Может быть это похоже на сон, но хочется верить, что это была, наконец, долгожданная смерть. Говорят же люди, что сон и смерть как брат с сестрой схожи между собою, так почему же ему нельзя выбрать себе спутника? Почему нельзя просто бросить все эти бессмысленные, ненужные попытки, почему не оставить этот смехотворный мир с его идиотским сюжетом и уйти, чтобы не было так мучительно больно за все эти годы... чего?
Даже злиться на себя получается с трудом, потому что это так жалко и бессмысленно, что уже наплевать.
Голос человека не звучит злостью, страхом или горем. Голос человека ровный и спокойный, такой безупречный в своей стерильности, что хочется запретить ему быть таким, потому что только божествам дозволено быть настолько идеальными. Движения человека не обнажают его слабости и пороки, коих у него — кукла знает точно — больше, чем песчинок в пустыне. Человек собран, уверен. Не дóлжно смертному быть таким, не надлежит ему представать в виде таком перед богом!..
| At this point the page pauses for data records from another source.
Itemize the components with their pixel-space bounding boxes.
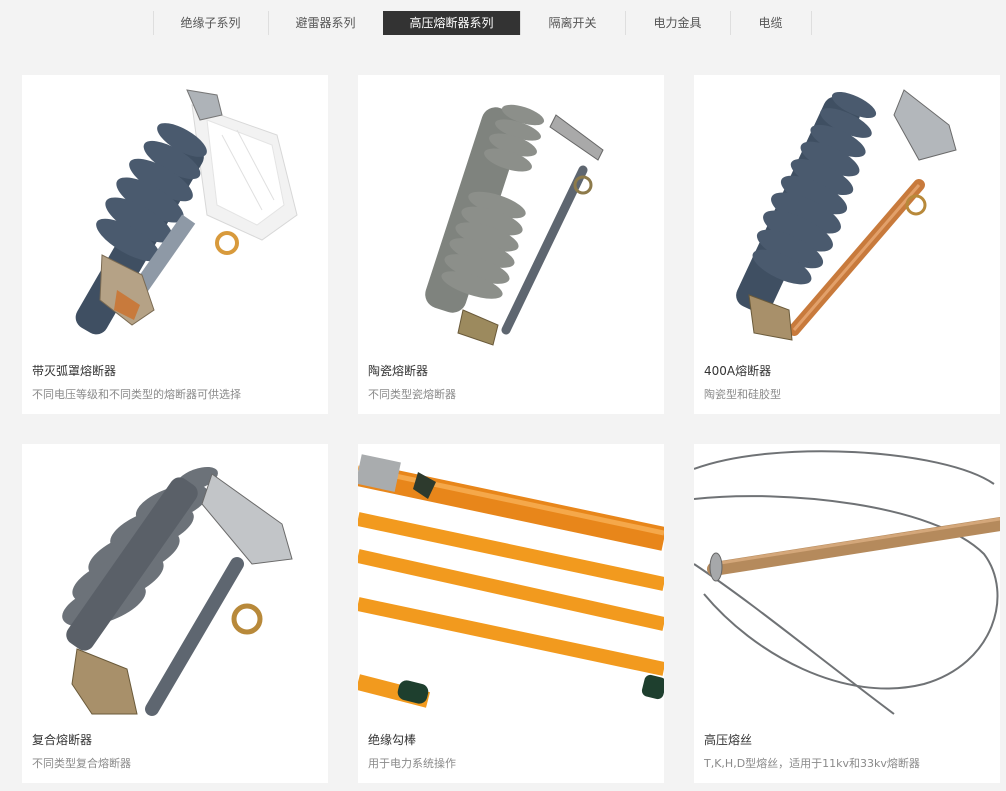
product-image: [358, 444, 664, 727]
product-card-insulated-hook-stick[interactable]: 绝缘勾棒 用于电力系统操作: [358, 444, 664, 783]
tab-cable[interactable]: 电缆: [729, 11, 812, 35]
product-card-porcelain-fuse[interactable]: 陶瓷熔断器 不同类型瓷熔断器: [358, 75, 664, 414]
product-title: 高压熔丝: [704, 733, 753, 747]
product-image: [694, 75, 1000, 358]
tab-arrester-series[interactable]: 避雷器系列: [267, 11, 383, 35]
product-image: [358, 75, 664, 358]
tab-insulator-series[interactable]: 绝缘子系列: [152, 11, 268, 35]
product-title: 复合熔断器: [32, 733, 93, 747]
tab-power-fittings[interactable]: 电力金具: [624, 11, 730, 35]
product-description: 不同类型瓷熔断器: [368, 388, 456, 401]
tab-hv-fuse-series[interactable]: 高压熔断器系列: [382, 11, 520, 35]
product-card-composite-fuse[interactable]: 复合熔断器 不同类型复合熔断器: [22, 444, 328, 783]
product-description: 不同电压等级和不同类型的熔断器可供选择: [32, 388, 241, 401]
tab-disconnect-switch[interactable]: 隔离开关: [519, 11, 625, 35]
product-title: 400A熔断器: [704, 364, 772, 378]
product-title: 带灭弧罩熔断器: [32, 364, 117, 378]
product-card-arc-chute-fuse[interactable]: 带灭弧罩熔断器 不同电压等级和不同类型的熔断器可供选择: [22, 75, 328, 414]
category-tabs: 绝缘子系列 避雷器系列 高压熔断器系列 隔离开关 电力金具 电缆: [0, 11, 1006, 39]
product-image: [694, 444, 1000, 727]
product-title: 绝缘勾棒: [368, 733, 417, 747]
product-description: 陶瓷型和硅胶型: [704, 388, 781, 401]
product-card-hv-fuse-link[interactable]: 高压熔丝 T,K,H,D型熔丝，适用于11kv和33kv熔断器: [694, 444, 1000, 783]
product-image: [22, 444, 328, 727]
product-description: T,K,H,D型熔丝，适用于11kv和33kv熔断器: [704, 757, 920, 770]
product-card-400a-fuse[interactable]: 400A熔断器 陶瓷型和硅胶型: [694, 75, 1000, 414]
product-image: [22, 75, 328, 358]
product-description: 用于电力系统操作: [368, 757, 456, 770]
product-title: 陶瓷熔断器: [368, 364, 429, 378]
product-description: 不同类型复合熔断器: [32, 757, 131, 770]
Каждое слово его раздаётся внутри болью. Каждый звук побуждает внутри гнев. Отчего же рука не поднялась, почему же дыхание человека не было пресечено? Неужели взгляда достаточно, чтобы остановить божественную кару?
Кукла думает мимолётно, что ему знаком этот холодный и полный принципиальной упёртости взгляд, но не может сказать, сколь сильно злит его это, и что именно эту злость рождает: неприятное воспоминание о прошлом? Сам человек? Или тот факт, что всё это снова всплыло в памяти?
И проклятая память, в которой хранится всё то, что он так желал бы забыть, с иронией и наслаждением истинного садиста продолжает проявлять события прошлого: тут стоило бы сказать, что кукла не помнит, когда его на руках в последний раз носили люди, только вот это, увы, ложь. Он помнит. И вовсе этому не рад, как и осознанию того, что не может двигаться совсем.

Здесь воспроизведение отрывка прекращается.